I must have read half a dozen articles in the past year which contained some sneery line about the women on Sex and the City bus tours of NYC standing outside Magnolia Bakery trying out Carrie Bradshaw's favorite cupcakes. High-end cupcakes were awesome a few years ago, the message goes, but now they're becoming a little....déclassé.
And now, a wave of imitators is spreading across the city; the Crumbs franchise is planning to open 40 shops in the next year.
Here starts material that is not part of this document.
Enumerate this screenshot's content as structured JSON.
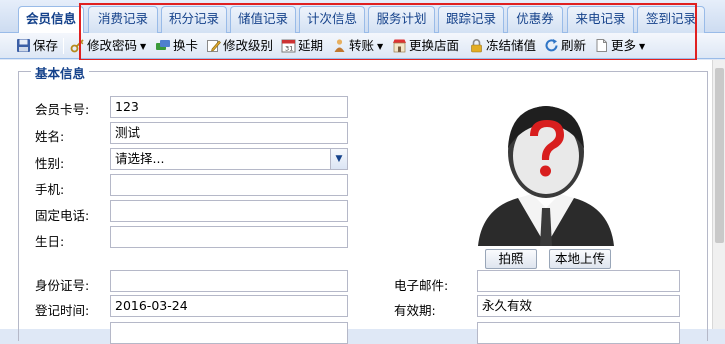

This leaves some to wonder whether cupcakes are the new Krispy Kreme - a beloved, slightly kitschy dessert raised to sugary highs by the media only to become overexposed and fall as flat as a punctured souffle.
Apparently there are already signs of a "cupcake backlash." Joel Stein, writing in Time, says cupcakes are "fake happiness, wrought in Wonka unfood colors. They appeal to the same unadventurous instincts that drive adults to read Harry Potter and watch Finding Nemo without a kid in the room."
I disagree. Taking something as humble as the cupcake and transforming it from cloying pink nastiness to something much more sophisticated and sublime seems to be part of the larger, positive foodie movement of reclaiming and elevating ordinary American foodstuffs - red velvet cake, mac and cheese, tuna noodle casserole.